Voted Off the Island

Would teacher quality improve if every year the worst teacher in the building was voted off the island, a la Survivor?  That’s the suggestion of Dangerously Irrelevant’s Scott McLeod.  His “modest proposal” for improving teacher quality suggests first doing everything possible to create a positive working climate.  But since students, parents, administrators and other teachers know who is just going through the motions, he argues, every year they should all get a vote, with the worst underperformer sent off.

If you don’t have a robust teacher evaluation system (or if you’re worried about administrator bias), do it like they do on Survivor: everyone gets a vote and the one with the most votes leaves the island. Administrators, teachers, staff, students, parents – everyone involved with the school gets a vote. Dismissal by consensus. The more that are involved, (hopefully) the less likelihood of a witch hunt. If necessary, modify the master contract to make this happen.

I appreciate the intent of McLeod’s proposal.  He’s absolutely right that the larger school community has excellent radar for who is breaking rocks and who is merely going through the motions.  That said, his specific proposal would incentivize office politics as surely as test-driven accountability incentivizes test prep and curriculum narrowing.  Plus there’s the problem of that long line of great teachers, which is still not forming outside struggling schools. 

I once worked in a large corporation where the informal motto was “it’s better to be popular than competent.”  It’s not a formula for long-term excellence.  Still McLeod’s idea reminds us that there is something to be said for the wisdom of crowds, and that test scores are not the alpha and omega of great teaching.

5 Responses to “Voted Off the Island”


  1. 1 Rachel

    That said, his specific proposal would incentivize office politics as surely as test-driven accountability incentivizes test prep and curriculum narrowing.

    After all, isn’t the whole idea of survivor that the “office politics” that it engenders makes for gripping TV?

    It also seems to me that it would be an incentive for weak teachers to seek out weak schools, which is hardly what those schools need…

  2. 2 Crimson Wife

    Would the other teachers “vote off” the incompetent but sweet teacher or the adequate but unpopular one?

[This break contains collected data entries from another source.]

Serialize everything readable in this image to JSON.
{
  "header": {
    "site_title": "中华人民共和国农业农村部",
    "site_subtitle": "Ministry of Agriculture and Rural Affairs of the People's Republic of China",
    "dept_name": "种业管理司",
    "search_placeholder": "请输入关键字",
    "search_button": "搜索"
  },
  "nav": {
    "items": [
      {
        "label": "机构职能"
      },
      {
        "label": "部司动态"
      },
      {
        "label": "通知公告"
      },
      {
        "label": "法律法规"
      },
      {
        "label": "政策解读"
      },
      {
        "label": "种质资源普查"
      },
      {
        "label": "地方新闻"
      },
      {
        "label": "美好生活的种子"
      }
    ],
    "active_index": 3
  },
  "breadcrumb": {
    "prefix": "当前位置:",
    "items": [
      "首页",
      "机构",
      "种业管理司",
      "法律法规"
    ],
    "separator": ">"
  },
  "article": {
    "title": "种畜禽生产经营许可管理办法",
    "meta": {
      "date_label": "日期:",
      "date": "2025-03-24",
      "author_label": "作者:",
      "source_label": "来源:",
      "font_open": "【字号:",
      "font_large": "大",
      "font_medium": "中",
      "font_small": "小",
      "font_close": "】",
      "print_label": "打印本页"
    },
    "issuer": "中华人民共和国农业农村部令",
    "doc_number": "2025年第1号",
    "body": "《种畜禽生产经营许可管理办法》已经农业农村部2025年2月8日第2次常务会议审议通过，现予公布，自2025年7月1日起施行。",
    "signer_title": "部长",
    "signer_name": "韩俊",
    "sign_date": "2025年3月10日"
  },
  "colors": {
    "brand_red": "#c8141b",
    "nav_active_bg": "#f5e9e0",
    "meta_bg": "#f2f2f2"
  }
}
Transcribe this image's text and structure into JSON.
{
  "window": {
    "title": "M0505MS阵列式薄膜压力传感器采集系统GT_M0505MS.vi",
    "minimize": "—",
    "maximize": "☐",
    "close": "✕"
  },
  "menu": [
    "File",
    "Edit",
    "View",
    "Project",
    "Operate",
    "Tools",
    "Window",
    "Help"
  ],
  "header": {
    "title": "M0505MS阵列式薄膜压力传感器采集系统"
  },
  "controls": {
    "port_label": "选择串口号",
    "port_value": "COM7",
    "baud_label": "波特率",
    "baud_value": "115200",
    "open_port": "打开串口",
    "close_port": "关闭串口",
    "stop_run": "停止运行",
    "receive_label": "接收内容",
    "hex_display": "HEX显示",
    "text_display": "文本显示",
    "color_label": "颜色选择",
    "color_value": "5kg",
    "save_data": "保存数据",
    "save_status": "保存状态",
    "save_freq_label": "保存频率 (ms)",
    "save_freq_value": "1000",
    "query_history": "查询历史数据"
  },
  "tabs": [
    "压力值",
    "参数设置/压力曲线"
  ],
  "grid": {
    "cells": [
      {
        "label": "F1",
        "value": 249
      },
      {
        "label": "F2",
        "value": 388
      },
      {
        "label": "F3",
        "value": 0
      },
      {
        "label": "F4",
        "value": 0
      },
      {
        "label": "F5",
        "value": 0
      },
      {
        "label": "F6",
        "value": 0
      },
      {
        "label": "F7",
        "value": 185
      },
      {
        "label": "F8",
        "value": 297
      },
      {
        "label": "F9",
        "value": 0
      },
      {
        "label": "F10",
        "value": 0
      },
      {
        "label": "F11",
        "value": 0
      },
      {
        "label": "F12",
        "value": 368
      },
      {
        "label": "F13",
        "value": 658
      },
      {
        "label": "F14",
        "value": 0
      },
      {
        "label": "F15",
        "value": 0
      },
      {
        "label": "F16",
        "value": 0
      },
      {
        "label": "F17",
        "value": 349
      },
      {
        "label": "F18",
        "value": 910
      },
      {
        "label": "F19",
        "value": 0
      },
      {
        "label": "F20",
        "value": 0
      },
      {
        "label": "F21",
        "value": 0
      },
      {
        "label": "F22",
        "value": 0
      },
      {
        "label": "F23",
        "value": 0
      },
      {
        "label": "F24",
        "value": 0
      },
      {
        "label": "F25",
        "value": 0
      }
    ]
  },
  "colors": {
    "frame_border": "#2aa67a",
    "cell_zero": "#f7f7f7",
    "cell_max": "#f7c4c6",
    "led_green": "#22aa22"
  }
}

    My 10th grade English teacher was very popular with her colleagues but spent more class time flirting with the basketball star than actually teaching us anything. Then there was my 11th and 12th grade math teacher who was the opposite. He was a complete jerk as a person but a good instructor & coached the school’s math team to great success at the various competitions.

  3. 3 Ben F

    Am I the only one who thinks teacher laziness is not a big problem? It seems there’s this pervasive stereotype that public schools are being dragged down by a legion of fat-assed, do-nothing teachers. Where are these people? Such folks make up a tiny percentage of the staff in the dozen or so schools I’ve worked in (as a sub and as a full-time teacher). My guess is that slacker teachers are not among the top five reasons why American schools lag. What I worry about are the myriad workaholic, hyper teachers whose efforts are for naught because they’re implementing a vacuous curriculum based on bankrupt notions about teaching. Some of the smartest, hardest working and most innately talented teachers in my school are slaving away at these complicated thematic, project-based units that, in my view, yield little meaningful learning. Rather than engage in this charming Darwinian culling of the weak, why don’t we focus our efforts on providing guiding lights for earnest teachers who wish to do well, but lack clear direction?

  4. 4 Ben F

    One more thought:

    For the teachers who ARE truly incompetent and lazy –fire them. I don’t know the arcana of the law and contracts, but, with enough documentation, it ought to be possible. One reason this doesn’t happen, it seems to me, is lack of administrative manpower. Well, then , if school districts are serious about weeding out the incompetent, hire an extra administrator whose sole job would be to evaluate teachers and prosecute the bad. If these dead-weight teachers’ effects are so invidious, the $100,000/year required to pay such an administrator could well be worth it.

  5. 5 NYC Educator

    Interesting that people think education should be based on reality shows. Of course, what with the reality of massive failures being bailed out on the dime of working people, like teachers, you have to wonder whether reality is even cheesier than those shows. And nowadays the shows include the spectacle of watching Donald Trump, the man who manages to have casinos lose money, fire people.